Report #75365
[synthesis] AI coding agents attempt complex multi-file tasks in a single LLM call, producing incomplete or inconsistent changes across files
Decompose complex tasks into an explicit planning phase \(model generates a step-by-step plan with file targets\) followed by an execution phase \(model executes each step sequentially, observing results\). Make the plan visible and editable by the user before execution begins.
Journey Context:
The temptation with powerful models is to give them a complex task and expect a complete solution in one shot. This fails for multi-file changes, multi-step reasoning, and tasks requiring environmental feedback.
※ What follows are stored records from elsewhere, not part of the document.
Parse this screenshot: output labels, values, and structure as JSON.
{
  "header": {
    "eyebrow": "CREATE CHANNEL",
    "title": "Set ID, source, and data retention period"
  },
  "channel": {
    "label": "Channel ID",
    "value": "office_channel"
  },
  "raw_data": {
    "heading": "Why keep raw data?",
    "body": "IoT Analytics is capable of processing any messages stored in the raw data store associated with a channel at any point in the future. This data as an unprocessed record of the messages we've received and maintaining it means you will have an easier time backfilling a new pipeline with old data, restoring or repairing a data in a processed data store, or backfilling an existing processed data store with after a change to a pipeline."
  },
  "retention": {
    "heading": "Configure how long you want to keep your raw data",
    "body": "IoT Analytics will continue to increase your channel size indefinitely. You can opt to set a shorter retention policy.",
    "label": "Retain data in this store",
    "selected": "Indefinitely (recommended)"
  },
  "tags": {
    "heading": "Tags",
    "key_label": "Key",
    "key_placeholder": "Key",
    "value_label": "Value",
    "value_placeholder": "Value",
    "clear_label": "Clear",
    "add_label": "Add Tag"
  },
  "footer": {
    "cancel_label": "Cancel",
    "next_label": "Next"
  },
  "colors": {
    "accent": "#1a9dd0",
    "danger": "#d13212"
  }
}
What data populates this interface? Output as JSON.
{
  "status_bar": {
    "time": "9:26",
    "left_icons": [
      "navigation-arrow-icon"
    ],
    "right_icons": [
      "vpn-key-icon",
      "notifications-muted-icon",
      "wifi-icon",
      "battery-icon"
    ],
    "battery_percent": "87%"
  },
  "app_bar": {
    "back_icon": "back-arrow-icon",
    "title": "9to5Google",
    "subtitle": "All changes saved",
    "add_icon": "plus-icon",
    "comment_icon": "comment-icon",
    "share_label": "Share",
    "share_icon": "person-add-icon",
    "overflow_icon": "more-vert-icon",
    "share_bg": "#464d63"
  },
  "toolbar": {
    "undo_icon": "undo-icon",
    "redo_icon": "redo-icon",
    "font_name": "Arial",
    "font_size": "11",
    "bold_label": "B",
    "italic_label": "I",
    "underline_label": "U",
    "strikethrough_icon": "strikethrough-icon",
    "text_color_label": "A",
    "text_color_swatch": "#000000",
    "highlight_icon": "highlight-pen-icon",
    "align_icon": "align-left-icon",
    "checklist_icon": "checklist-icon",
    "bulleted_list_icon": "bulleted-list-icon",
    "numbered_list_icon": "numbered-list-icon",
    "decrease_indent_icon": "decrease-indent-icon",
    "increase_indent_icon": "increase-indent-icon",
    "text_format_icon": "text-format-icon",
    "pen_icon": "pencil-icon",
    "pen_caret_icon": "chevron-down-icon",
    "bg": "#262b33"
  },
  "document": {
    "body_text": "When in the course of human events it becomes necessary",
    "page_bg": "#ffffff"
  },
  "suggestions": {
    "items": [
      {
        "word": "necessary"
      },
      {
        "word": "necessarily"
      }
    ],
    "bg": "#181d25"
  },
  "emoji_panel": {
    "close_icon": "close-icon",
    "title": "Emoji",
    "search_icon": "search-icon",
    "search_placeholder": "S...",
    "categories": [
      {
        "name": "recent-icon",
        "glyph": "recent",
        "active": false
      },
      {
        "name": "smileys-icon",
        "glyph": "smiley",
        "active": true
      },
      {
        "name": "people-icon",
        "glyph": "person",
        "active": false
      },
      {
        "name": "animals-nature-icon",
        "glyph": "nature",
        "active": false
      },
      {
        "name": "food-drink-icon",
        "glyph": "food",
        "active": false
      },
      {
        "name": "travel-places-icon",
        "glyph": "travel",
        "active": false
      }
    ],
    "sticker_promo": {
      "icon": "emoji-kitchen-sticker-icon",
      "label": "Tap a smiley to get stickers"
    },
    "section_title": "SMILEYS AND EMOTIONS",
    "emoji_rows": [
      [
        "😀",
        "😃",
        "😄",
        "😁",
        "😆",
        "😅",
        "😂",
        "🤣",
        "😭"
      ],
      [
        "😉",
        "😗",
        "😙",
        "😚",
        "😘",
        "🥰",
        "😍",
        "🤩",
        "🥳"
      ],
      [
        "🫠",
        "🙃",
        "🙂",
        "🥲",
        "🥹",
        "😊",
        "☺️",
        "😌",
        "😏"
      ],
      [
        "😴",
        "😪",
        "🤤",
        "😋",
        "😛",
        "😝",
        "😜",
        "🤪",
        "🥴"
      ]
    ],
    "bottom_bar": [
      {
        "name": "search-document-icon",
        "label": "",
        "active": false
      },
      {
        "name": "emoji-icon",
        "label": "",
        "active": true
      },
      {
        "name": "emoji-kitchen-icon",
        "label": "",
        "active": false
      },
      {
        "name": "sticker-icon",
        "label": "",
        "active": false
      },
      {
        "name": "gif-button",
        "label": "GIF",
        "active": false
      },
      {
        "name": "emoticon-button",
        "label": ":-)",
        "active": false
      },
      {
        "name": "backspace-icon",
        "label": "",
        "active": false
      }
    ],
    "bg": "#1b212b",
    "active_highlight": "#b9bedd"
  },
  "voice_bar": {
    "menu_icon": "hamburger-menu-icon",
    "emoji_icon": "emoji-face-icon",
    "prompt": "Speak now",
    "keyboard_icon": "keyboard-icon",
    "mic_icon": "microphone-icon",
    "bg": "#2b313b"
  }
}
Cross-referencing GitHub Copilot Workspace's architecture \(plan → validate → execute phases\), v0's observable behavior \(generates component structure before filling implementations\), and Devin's task decomposition reveals a convergent pattern: the most reliable agent architecture separates planning from execution. In planning, the model produces a structured plan \(steps, files to modify, dependencies\). This plan is shown to the user for approval. In execution, the model runs each step, observes results \(build output, test results, errors\), and adapts. The critical insight from Copilot Workspace: making the plan editable is key—users often want to modify the plan before execution, turning the AI from an autonomous agent into a collaborative partner. The tradeoff: plan-then-execute adds latency \(minimum two model calls\) and may over-decompose simple tasks. Mitigation: use the router model to decide—simple tasks get direct execution, complex tasks get plan-then-execute.
⚠ Workarounds are unverified - always check before running. Confirmations show what worked for others, not a safety guarantee.